Germinal center B cells and CD4+ T follicular helper cells are implicated in the pathogenesis of type 1 diabetes and depend upon the transcriptional repressor BCL6 for their maturation. This study tests the dependence of type 1 diabetes development on BCL6 expression in CD4+ cells. Data presented here show that CD4-driven loss of Bcl6 blocks germinal center formation, spontaneous insulin autoantibody production, and type 1 diabetes in nonobese diabetic mice, despite normal tertiary lymphoid structure formation in pancreatic islets. This study highlights BCL6 as a potential immunomodulatory target in type 1 diabetes.

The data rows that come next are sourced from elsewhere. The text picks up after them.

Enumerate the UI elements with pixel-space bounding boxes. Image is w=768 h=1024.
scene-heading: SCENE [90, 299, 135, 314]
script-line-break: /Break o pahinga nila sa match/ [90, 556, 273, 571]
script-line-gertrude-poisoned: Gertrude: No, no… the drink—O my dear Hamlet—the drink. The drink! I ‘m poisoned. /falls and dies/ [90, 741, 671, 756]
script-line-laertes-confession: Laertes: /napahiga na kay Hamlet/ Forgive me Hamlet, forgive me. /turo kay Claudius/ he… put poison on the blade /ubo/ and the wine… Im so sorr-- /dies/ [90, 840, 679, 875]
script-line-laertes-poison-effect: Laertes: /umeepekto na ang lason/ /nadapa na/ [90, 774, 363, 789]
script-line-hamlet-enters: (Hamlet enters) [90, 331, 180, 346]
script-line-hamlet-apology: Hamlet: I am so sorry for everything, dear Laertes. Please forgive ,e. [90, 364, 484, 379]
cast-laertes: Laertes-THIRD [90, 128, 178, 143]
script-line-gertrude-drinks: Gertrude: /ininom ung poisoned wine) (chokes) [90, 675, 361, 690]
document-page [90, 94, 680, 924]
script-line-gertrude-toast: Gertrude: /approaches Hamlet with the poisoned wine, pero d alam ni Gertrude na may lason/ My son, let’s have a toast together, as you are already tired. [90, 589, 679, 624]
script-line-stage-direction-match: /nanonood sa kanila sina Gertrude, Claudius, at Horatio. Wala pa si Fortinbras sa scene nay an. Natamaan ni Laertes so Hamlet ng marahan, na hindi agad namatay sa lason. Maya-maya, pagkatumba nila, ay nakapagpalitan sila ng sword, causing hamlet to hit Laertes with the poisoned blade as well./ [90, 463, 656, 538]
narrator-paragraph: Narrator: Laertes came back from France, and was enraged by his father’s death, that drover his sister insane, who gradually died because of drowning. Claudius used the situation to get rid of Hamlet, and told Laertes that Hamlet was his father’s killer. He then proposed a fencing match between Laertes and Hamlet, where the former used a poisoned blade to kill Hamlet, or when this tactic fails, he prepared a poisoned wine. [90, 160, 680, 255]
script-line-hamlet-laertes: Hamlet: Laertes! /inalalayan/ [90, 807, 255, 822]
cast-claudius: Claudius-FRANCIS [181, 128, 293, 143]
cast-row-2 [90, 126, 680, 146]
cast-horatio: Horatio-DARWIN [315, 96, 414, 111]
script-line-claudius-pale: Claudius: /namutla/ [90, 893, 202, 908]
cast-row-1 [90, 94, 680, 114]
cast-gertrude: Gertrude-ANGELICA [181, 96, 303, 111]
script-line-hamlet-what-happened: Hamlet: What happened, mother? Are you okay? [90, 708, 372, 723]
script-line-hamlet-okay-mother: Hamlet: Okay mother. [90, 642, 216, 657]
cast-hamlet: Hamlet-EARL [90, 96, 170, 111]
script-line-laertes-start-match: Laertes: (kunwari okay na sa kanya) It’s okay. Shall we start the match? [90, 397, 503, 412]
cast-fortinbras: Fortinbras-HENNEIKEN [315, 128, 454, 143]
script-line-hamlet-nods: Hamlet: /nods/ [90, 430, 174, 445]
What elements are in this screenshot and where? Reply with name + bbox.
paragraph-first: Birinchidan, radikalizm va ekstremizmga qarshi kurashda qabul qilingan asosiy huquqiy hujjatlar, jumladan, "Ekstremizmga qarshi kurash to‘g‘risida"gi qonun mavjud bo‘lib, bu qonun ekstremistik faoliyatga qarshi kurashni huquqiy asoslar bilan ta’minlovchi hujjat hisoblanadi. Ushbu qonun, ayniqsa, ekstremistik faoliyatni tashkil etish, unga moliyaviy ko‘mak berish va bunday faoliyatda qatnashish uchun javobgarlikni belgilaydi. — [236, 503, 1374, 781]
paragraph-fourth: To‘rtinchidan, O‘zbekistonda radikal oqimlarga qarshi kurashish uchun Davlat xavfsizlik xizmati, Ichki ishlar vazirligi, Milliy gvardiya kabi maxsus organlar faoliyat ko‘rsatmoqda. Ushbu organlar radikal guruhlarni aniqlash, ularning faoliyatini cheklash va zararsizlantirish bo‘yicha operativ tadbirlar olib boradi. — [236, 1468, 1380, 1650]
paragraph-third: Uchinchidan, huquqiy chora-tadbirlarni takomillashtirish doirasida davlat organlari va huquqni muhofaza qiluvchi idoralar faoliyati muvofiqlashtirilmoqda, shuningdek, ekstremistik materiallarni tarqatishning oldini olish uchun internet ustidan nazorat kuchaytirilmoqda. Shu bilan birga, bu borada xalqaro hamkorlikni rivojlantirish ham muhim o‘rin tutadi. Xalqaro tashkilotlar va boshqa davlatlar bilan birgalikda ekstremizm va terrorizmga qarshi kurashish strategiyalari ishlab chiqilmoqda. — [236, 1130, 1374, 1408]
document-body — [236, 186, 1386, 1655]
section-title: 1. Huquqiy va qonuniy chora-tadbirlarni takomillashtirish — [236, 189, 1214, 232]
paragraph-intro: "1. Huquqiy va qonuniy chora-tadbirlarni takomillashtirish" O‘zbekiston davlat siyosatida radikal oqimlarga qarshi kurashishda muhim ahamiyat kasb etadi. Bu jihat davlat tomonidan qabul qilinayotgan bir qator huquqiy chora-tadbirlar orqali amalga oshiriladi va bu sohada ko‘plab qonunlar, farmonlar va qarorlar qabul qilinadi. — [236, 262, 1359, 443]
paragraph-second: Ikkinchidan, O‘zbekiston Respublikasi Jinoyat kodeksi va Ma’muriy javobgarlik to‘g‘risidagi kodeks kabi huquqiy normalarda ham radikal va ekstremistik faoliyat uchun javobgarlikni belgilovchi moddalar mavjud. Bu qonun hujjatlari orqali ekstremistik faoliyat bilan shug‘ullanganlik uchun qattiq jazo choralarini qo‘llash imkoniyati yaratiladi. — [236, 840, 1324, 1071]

高亲和力胰岛自身抗体可预测小鼠和人类的1型糖尿病,并提示生发中心(GCs)参与疾病发病机制。1型糖尿病患者的T滤泡辅助(Tfh)细胞增多,外周血中Tfh样细胞的改变可预测个体对阿巴西普的反应。Tfh细胞支持GC反应,其成熟依赖于转录抑制因子BCL6。因此,我们假设CD4驱动的Bcl6缺失会破坏GC中关键的T细胞和B细胞相互作用,从而预防1型糖尿病。为了验证这一假设,我们构建了Bcl6fl/fl-CD4.Cre.NOD小鼠,发现它们完全受到糖尿病的保护。与对照Bcl6fl/fl.NOD小鼠相比,Bcl6fl/fl-CD4.Cre.NOD小鼠胰腺中的胰岛炎严重程度和三级淋巴结构组织得以保留,其胰腺和引流淋巴结中的CD4 +、CD8 +和B细胞数量没有减少。在糖尿病前期晚期,CD4驱动的功能性BCL6缺失导致胰腺淋巴结和胰腺中GC B细胞和Tfh细胞数量显著减少。Bcl6fl/fl-CD4.Cre.NOD小鼠的自发性抗胰岛素自身抗体减弱。这些数据突出了BCL6作为1型糖尿病的一个新的治疗靶点。
生发中心B细胞和CD4 + T滤泡辅助细胞参与1型糖尿病的发病机制,其成熟依赖于转录抑制因子BCL6。本研究测试了1型糖尿病发展对CD4 +细胞中BCL6表达的依赖性。这里呈现的数据表明,尽管胰岛中三级淋巴结构形成正常,但CD4驱动的Bcl6缺失会阻断非肥胖糖尿病小鼠的生发中心形成、自发性胰岛素自身抗体产生和1型糖尿病。本研究突出了BCL6作为1型糖尿病潜在免疫调节靶点的作用。